The list could go on. Some of the examples revolve around interpretations of fine points of law, such as India’s decision to change the status of Jammu and Kashmir in 2019, which is being challenged in the Indian courts. Others challenge norms that are fundamental to the global economy, such as freedom of navigation, put in doubt by British and Iranian seizures of merchant vessels in 2019.

And then there are things that are simply ridiculous.

Yes, I am thinking of the US response to the arrest and trial in Sweden last year of the American musician, Rakim Myers, known as A$AP Rocky. When the case came to trial, President Trump sent his special envoy for hostage affairs to Stockholm at the time of the trial. An official US Government letter on 31 July 2019 warned the Swedish Prosecution Authorityof ‘negative consequences to the U.S.-Swedish bilateral relationship’ if the case was not satisfactorily resolved. Myers was found guilty, given a suspended sentence and was back performing in Sweden before the end of the year.

Constraining arbitrary behaviour

Leave A$AP to one side for the moment, something is going on here that is serious and not only unpleasant but profoundly risky. Arguably, states have always behaved arbitrarily when the incentives were strong enough and the disincentives weak. However, one of the hallmarks of the modern era of international relations has been a steady shift towards having an increasing number of international laws and regulations to constrain the behaviour of states.

Just as with the development of legal systems within countries, so between them, accepting constraints reduces the frequency of arbitrary behaviour.

And as with national law, so also with international law, only more so: a general willingness to accept constraints on arbitrary behaviour is key to the system’s success, making it possible to limit the damage done by rogue outliers.
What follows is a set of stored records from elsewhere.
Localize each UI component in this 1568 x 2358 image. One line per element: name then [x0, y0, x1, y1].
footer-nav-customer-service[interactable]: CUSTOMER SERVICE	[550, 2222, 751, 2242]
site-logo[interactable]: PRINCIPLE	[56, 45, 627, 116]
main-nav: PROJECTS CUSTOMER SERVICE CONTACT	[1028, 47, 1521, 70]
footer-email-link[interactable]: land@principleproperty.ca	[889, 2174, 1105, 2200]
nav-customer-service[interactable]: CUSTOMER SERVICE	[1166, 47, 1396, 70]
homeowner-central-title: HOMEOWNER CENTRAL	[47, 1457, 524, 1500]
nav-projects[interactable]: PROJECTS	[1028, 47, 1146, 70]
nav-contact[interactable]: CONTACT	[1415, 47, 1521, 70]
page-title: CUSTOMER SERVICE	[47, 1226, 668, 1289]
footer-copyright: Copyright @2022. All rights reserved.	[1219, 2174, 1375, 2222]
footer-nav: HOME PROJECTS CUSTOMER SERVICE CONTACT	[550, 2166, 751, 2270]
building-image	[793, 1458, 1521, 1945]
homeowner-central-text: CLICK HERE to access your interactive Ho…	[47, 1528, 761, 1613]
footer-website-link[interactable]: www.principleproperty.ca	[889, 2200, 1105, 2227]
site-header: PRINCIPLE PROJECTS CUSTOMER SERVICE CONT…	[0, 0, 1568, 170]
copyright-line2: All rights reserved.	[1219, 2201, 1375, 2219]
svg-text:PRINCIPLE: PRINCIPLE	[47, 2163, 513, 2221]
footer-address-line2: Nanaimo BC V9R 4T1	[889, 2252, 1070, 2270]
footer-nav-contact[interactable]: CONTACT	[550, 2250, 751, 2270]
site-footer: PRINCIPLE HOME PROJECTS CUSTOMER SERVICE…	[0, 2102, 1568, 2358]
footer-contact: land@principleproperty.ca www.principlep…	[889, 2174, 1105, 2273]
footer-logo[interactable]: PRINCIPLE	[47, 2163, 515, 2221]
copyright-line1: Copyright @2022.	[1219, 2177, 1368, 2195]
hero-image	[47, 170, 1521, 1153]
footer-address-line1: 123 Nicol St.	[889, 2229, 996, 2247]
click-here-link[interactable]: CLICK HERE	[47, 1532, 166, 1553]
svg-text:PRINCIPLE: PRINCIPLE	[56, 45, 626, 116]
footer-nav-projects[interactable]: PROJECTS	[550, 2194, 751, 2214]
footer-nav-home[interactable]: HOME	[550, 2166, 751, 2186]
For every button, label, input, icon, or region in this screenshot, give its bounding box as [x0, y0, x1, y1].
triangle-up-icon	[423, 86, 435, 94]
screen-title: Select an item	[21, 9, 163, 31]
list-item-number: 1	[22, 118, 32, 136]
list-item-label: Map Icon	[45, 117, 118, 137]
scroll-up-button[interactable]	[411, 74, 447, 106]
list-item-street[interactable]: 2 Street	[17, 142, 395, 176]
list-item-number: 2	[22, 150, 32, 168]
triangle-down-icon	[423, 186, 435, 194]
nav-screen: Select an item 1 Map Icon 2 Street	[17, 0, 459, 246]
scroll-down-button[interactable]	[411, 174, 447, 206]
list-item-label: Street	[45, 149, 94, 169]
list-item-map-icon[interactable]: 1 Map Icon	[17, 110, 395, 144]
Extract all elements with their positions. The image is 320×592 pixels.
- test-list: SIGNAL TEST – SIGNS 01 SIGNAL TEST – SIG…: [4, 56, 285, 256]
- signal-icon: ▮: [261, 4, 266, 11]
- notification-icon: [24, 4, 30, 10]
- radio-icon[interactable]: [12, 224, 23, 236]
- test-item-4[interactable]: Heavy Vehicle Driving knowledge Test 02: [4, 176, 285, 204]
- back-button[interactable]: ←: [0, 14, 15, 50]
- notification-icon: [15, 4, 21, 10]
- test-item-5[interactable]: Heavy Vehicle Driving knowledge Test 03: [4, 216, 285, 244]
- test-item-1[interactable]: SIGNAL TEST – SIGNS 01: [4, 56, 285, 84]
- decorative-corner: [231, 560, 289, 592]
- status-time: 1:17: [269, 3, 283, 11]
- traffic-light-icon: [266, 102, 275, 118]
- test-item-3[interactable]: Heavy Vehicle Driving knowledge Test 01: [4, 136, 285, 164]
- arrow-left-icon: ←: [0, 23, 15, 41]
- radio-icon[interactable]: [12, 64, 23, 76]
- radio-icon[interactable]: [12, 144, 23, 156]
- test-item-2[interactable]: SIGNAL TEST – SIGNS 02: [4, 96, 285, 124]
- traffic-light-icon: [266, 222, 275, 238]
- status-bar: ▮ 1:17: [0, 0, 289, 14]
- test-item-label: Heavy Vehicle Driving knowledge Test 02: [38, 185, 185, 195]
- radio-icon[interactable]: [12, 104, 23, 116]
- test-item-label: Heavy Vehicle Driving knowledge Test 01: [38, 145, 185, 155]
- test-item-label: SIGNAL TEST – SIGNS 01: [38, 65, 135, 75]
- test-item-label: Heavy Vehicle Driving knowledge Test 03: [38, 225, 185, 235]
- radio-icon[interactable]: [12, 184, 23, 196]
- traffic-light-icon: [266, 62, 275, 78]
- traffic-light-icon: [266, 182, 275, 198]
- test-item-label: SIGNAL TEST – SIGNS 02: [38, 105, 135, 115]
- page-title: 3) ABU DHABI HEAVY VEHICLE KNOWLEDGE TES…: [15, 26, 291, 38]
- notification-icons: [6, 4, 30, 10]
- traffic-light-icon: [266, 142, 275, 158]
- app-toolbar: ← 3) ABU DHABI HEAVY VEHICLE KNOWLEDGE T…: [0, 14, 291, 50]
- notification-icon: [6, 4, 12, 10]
It is easy to exaggerate this historical process. Comments about the importance of the rules-based international system generally overstate the coherence of international relations, just as the once modish term ‘international community’ overstated the degree of togetherness among the main actors. There is more than one rules-based system governing relations of different kinds among states. Nonetheless, the foundation of the UN at the end of World War II marked an important moment in a changing global landscape.

I have not done the detailed research to compare the current decade to previous ten-year periods since 1945 but it would, at first glance, be legitimate to think that the disincentives against arbitrary behaviour by states are weakening today.

If so, that is a serious problem because the current critical challenges raise a requirement for cooperation that is only possible on the basis of a functioning international system. Facing the problems of today, a go-it-alone approach is fantasy. The Covid-19 pandemic underlines the message that other global challenges today also carry, the message that cooperation is essential for human security and international stability.

And the further message that respecting the law is fundamental to cooperation.